In my case, I think the 25 is actually too high. I walk as much as possible, but as I mentioned in my comment at The Salt-Box, while there are a few businesses nearby, there are no sidewalks, and cars routinely go 55-60 mph on the highway in front of my complex. If I wanted to go to a business across the street, I’d feel like I was taking my life in my hands. And the “grocery store” they list as closest to my apartment is actually a convenience store, which would be fine if I ate nothing but snack food and liked lousy beer. They also lump clothing and music stores together, with the closest listed store being a Payless Shoe Store I’ve never noticed before. Not that it doesn’t exist; there are so many signs in Fayetteville that they sort of blur together in a single, somewhat shabby blur of advertising and visual noise.

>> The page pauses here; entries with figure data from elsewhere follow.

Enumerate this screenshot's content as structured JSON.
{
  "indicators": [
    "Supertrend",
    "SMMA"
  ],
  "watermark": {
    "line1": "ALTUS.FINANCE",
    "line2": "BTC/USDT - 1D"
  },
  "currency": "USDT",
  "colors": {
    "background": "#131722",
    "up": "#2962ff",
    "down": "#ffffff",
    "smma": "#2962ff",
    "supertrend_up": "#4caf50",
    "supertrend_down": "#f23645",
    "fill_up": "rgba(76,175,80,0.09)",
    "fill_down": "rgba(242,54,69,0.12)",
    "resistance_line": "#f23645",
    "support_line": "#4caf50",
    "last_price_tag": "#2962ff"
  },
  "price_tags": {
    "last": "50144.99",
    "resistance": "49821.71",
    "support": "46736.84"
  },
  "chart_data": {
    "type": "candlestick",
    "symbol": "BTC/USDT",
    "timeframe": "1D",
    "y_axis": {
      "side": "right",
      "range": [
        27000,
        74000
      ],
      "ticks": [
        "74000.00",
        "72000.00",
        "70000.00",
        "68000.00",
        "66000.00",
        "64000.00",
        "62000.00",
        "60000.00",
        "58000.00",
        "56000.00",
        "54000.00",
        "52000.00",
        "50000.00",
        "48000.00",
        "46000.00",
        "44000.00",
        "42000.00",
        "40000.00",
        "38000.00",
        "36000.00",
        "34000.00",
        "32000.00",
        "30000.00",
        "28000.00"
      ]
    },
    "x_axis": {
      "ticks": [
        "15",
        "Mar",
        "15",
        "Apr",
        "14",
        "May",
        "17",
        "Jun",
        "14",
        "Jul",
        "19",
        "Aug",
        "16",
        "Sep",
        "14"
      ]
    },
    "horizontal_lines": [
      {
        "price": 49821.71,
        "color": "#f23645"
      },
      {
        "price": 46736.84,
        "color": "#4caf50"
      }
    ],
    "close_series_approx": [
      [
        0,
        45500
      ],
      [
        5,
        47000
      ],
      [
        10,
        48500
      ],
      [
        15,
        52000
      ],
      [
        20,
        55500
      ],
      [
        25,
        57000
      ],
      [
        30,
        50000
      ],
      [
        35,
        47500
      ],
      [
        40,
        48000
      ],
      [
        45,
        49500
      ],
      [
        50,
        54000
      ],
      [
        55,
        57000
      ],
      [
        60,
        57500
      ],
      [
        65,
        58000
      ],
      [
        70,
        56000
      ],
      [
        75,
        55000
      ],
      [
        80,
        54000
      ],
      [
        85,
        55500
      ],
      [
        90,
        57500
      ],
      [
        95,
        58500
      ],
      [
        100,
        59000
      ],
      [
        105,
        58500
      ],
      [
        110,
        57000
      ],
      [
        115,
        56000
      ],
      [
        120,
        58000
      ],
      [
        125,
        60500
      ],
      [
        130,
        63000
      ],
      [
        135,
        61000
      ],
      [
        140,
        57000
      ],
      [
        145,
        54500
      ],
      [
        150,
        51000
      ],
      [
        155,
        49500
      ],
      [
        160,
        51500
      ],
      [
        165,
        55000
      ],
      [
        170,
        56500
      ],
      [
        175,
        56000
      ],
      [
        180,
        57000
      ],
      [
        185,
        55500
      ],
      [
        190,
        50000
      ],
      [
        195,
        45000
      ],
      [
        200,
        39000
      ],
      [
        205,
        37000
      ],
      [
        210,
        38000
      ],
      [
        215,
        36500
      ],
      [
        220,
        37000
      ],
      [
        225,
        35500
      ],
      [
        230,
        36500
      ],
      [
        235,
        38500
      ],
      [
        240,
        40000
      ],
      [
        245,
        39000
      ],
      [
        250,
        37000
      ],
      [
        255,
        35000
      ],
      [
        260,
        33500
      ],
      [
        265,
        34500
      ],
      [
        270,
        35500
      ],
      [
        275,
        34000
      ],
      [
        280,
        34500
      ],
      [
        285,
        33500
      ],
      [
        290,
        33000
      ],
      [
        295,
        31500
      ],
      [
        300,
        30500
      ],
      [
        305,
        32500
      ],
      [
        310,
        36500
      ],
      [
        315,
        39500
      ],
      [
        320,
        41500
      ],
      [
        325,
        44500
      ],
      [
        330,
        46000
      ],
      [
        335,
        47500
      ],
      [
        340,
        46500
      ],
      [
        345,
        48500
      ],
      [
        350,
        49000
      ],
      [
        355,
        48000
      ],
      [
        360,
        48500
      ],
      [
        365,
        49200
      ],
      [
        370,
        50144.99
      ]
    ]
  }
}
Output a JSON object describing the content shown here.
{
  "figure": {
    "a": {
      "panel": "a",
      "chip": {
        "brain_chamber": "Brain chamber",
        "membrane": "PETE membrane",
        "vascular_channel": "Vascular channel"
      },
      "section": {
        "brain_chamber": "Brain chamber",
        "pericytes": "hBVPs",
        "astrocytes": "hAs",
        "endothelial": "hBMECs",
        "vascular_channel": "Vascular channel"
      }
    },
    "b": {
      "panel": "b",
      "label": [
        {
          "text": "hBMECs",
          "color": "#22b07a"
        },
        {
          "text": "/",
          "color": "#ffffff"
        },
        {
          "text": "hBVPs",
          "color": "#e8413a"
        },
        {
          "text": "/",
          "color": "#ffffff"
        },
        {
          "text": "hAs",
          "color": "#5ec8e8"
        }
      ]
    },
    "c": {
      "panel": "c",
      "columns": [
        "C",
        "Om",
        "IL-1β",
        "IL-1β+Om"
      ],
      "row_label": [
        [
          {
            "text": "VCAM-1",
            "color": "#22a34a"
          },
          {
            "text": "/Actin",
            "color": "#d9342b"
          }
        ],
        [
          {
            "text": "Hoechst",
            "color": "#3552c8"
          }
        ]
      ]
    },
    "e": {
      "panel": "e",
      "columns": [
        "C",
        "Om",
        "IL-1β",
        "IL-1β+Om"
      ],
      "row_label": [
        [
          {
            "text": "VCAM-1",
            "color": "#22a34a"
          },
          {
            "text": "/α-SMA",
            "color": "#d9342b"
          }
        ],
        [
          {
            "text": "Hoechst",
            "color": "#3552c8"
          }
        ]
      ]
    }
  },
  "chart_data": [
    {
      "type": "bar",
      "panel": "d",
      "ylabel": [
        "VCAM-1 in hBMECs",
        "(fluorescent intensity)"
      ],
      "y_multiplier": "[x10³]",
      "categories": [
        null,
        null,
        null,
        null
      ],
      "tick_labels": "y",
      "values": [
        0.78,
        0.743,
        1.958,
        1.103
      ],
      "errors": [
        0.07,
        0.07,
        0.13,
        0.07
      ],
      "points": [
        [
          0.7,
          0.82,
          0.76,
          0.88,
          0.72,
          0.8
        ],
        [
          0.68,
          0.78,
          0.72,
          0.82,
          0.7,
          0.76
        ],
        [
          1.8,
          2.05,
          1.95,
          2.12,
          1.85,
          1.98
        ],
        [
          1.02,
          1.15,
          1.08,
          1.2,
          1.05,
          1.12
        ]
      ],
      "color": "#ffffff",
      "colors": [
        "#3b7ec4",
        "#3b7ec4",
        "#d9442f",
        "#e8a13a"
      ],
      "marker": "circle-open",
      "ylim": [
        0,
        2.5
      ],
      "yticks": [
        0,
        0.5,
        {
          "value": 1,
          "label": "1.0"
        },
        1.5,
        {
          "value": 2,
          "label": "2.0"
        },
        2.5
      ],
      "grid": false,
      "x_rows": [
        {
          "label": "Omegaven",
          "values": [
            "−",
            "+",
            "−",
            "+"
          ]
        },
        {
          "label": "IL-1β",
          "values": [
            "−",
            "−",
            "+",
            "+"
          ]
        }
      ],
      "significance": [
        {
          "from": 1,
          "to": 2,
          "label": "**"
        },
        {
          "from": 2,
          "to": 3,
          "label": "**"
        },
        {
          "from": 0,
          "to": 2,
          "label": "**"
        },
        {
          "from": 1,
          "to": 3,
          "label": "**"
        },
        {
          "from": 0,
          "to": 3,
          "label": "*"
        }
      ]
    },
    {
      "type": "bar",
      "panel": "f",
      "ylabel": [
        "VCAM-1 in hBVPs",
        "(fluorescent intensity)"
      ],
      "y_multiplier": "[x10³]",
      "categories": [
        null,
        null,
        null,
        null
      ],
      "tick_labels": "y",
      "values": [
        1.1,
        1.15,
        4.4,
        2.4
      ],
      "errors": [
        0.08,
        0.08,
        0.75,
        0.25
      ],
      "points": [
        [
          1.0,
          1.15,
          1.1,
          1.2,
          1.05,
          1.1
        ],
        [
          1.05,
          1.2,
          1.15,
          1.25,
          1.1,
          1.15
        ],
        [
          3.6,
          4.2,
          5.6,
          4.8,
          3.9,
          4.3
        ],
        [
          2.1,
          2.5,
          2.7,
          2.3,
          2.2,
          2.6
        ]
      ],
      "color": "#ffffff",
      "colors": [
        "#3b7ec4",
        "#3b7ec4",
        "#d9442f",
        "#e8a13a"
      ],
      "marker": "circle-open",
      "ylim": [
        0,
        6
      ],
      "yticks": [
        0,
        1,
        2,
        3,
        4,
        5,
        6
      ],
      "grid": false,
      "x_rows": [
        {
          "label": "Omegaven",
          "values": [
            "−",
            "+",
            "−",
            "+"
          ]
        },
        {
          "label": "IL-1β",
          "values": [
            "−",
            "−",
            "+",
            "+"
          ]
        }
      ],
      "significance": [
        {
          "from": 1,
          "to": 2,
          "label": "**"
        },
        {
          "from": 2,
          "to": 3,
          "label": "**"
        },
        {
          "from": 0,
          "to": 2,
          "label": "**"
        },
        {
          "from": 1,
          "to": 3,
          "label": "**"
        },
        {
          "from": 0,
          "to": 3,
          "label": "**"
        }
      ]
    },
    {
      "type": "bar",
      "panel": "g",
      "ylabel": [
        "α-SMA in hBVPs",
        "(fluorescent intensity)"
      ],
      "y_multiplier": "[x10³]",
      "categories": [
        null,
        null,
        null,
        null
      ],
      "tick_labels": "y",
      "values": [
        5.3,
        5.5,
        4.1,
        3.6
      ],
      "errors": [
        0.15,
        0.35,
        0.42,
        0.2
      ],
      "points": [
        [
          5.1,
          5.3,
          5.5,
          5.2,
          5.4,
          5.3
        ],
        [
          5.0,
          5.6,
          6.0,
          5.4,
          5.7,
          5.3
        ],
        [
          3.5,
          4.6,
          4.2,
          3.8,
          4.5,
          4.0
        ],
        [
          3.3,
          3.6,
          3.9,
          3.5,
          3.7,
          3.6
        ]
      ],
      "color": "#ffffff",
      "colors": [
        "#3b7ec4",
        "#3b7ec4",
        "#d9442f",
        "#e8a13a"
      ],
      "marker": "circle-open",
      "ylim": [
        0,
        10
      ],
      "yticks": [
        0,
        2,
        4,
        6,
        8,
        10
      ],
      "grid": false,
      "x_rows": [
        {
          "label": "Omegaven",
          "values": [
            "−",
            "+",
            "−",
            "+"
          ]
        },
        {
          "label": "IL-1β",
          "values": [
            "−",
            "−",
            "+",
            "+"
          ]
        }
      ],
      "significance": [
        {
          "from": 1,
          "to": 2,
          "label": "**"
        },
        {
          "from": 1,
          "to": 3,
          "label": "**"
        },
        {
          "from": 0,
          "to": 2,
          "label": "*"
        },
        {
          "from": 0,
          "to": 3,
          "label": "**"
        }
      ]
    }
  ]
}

That being said, it’s a cool tool for mapping the livability of a given location is pretty cool. If I had used this tool when planning my move to Fayetteville, I probably would have made more of an effort to find someplace here that’s even a little more walkable.
Side note: my apartment in Hyattsville, MD, scores a 55, which seems a bit low, especially given the access to public transportation that I had. My apartment in Decatur, GA scores a 52, which sounds about right, but also shows the limits of the tool. I happily went without a car during my year in DC, but that would have been practically impossible where I lived in Atlanta.
Another update: My apartment in Champaign, IL, scored a 95, which seems reasonable enough. I could have easily lived there without a car, and more or less did (my car was about twenty years old), except for the fact that most of the chain movie theaters were about seven or eight miles away.